A morte de Tate, uma personalidade icônica desse meio, bem no final da década, a levou a um status mitológico de representação do espírito de uma geração, e é esse o papel que ela exerce nesse filme. Sua sobrevivência fictícia é não só a de um indivíduo, mas a realização da fantasia de que esse passado idealizado nunca acabou a realidade alternativa em que os “bons e velhos tempos” continuam eternamente.

O personagem de Leonardo DiCaprio, Rick Dalton, vizinho de Tate e real protagonista da história, personifica muito bem essa recusa a aceitar a mudança e a passagem do tempo: um ator que já passou pelo auge da sua fama e frustrado com o fato de não ser mais o astro que já foi.

 

 Leonardo DiCaprio e Brad Pitt como Rick Dalton e Cliff Booth [Imagem: Reprodução/Sony Pictures]
Leonardo DiCaprio e Brad Pitt como Rick Dalton e Cliff Booth. [Imagem: Reprodução/Sony Pictures]

Ele possuiu um desgosto pessoal pelos “hippies”, ou melhor, a versão dos seguidores de Manson, que apesar de terem apropriado a estética, não tinha realmente muito em comum com os grupos de jovens de esquerda que protestavam contra a guerra no Vietnã. 

A única faceta dos diversos movimentos de contracultura que se popularizaram no período presente de fato na trama é que eles representam a juventude e as mudanças sociais e políticas da época, que irritam Rick e seu apego ao passado.

Na conclusão da trama, quando a fatídica noite do assassinato chega, os membros da Família Manson erram o endereço e acabam na casa de Rick ao invés da de Tate, e ele e seu amigo e dublê os matam antes que tenham a oportunidade de sequer tocar em Sharon.

De forma contrastante ao que o diretor havia feito anteriormente, dessa vez a reviravolta que diverge dos fatos na realidade não é a vítima retribuindo aos seus algozes a violência que sofreu, e sim a vítima nunca sendo vítima para começo de conversa.

Ainda assim, a explosão catártica de violência continua presente.

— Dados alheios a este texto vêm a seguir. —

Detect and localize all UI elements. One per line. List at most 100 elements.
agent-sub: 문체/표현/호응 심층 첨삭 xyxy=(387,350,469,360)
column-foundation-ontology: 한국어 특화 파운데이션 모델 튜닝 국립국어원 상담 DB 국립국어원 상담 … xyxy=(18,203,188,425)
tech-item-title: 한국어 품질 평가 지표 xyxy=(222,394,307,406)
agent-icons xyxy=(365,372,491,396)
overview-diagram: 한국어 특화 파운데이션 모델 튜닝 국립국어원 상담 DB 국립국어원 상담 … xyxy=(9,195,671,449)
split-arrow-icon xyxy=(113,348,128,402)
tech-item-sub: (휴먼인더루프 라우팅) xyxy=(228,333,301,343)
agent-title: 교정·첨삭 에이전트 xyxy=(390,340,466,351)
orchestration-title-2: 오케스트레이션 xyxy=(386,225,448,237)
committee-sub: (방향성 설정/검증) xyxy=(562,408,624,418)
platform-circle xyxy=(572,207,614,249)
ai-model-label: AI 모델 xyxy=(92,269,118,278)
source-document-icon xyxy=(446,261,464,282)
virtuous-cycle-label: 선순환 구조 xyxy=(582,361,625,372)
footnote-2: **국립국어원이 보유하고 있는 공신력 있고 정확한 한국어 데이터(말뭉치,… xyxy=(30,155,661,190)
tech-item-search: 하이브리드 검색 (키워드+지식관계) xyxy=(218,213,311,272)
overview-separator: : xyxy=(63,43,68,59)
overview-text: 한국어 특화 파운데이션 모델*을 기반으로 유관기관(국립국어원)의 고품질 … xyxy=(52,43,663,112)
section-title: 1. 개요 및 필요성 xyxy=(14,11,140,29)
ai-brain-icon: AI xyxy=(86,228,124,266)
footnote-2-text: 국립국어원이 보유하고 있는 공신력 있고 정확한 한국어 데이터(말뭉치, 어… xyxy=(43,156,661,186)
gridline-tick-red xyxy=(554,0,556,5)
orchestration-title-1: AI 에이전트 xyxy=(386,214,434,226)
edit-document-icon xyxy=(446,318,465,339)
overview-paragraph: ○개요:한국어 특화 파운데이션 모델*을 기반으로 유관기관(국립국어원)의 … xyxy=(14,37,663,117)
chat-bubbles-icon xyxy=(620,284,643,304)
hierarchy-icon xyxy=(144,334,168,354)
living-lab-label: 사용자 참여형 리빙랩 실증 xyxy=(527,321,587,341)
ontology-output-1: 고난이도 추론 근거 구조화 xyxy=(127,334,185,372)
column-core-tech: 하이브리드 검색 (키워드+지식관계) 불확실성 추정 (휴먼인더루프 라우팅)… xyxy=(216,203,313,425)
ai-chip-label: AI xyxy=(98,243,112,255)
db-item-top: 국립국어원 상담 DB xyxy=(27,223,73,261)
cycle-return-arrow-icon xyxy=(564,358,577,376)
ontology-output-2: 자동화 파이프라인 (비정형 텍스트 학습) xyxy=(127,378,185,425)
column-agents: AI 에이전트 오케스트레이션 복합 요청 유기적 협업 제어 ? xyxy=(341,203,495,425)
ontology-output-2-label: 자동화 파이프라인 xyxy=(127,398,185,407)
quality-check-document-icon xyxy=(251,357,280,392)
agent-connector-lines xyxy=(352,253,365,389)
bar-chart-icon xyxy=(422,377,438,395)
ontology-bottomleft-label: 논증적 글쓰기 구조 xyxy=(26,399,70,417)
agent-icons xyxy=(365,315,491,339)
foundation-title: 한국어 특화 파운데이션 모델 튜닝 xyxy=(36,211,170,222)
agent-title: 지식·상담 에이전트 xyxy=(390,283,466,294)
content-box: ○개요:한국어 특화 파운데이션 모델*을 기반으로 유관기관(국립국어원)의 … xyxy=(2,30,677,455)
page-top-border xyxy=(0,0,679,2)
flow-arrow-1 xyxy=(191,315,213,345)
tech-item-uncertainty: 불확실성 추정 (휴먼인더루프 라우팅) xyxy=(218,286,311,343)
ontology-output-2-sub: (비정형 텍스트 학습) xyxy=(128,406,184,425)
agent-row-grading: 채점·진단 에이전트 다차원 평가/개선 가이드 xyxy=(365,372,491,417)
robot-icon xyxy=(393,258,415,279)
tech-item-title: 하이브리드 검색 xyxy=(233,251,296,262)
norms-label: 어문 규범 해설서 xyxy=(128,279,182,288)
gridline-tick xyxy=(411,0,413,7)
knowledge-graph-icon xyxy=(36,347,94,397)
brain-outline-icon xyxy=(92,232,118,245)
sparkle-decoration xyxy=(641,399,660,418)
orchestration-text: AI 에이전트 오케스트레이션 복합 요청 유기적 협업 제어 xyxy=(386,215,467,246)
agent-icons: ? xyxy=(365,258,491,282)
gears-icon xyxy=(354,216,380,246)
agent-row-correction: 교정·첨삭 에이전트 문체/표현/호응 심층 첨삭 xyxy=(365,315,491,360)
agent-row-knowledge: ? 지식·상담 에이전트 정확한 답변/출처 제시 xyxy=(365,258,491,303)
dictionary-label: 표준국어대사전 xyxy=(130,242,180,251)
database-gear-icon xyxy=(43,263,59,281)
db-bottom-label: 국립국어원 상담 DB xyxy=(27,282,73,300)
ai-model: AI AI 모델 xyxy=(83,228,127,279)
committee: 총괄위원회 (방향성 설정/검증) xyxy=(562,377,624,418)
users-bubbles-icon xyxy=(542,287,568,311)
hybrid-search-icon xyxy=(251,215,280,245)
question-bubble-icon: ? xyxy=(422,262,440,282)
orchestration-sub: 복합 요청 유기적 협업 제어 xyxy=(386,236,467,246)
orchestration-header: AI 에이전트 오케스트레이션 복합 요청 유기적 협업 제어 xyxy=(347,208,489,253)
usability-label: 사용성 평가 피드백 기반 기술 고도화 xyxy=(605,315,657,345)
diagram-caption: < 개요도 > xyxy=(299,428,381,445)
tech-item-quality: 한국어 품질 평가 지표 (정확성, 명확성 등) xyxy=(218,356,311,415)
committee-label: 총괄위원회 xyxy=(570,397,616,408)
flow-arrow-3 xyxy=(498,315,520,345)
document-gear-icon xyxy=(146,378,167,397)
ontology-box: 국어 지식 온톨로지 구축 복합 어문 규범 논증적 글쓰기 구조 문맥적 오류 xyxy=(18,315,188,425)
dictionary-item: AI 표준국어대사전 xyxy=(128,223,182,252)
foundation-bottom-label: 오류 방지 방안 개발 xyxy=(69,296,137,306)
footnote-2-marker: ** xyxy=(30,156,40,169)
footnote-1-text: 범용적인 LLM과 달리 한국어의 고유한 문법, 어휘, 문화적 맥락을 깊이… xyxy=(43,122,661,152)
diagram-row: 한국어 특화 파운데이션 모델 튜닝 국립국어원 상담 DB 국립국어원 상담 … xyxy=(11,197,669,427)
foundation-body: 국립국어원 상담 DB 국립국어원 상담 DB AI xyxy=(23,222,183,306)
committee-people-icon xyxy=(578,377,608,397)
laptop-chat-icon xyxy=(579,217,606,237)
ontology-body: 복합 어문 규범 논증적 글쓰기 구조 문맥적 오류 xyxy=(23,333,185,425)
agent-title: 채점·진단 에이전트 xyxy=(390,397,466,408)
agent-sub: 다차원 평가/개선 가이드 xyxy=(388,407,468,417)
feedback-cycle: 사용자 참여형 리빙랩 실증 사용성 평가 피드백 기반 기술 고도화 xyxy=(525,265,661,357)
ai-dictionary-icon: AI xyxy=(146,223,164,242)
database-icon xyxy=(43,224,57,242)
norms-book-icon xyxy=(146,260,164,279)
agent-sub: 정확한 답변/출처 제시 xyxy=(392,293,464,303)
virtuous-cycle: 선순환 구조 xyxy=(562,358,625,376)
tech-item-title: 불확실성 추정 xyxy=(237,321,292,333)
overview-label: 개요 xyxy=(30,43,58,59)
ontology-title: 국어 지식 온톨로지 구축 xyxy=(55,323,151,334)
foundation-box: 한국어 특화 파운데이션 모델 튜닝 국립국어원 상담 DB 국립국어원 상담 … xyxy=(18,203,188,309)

A forma como Cliff e Rick matam os quatro invasores é gráfica, escatológica e com requintes de crueldade.

E não funciona tão bem quanto a violência tarantinesca costuma funcionar.

Mesmo que a audiência em geral saiba que aqueles quatro representam pessoas reais que deram 16 facadas (muitas na barriga) em uma mulher grávida e talvez esteja mais do que disposta a se divertir vendo elas sofrerem, no universo do filme, eles não são mostrados fazendo nada realmente cruel, como é o caso de um Hans Landa [de Bastardos Inglórios] ou Mike Mckay [de Death Proof].

Então, a sensação de observar essas pessoas, três delas garotas bem jovens, serem violentamente assassinadas acaba sendo muito pouco parecida com euforia e muito mais com choque e desconforto.

Apesar disso, essas cenas se encaixam adequadamente com as linhas temáticas do roteiro. Com o mesmo lança-chamas mostrado em uma das imagens dos seus tempos de glória que busca preservar, Rick mata uma das executoras do crime que, simbolicamente, acabou com a era de Hollywood pela qual o filme é extremamente nostálgico.

Através de sua história alternativa, Era Uma Vez… em Hollywood cria um mundo em que é possível realizar o desejo no fundo das fantasias nostálgicas: parar o tempo.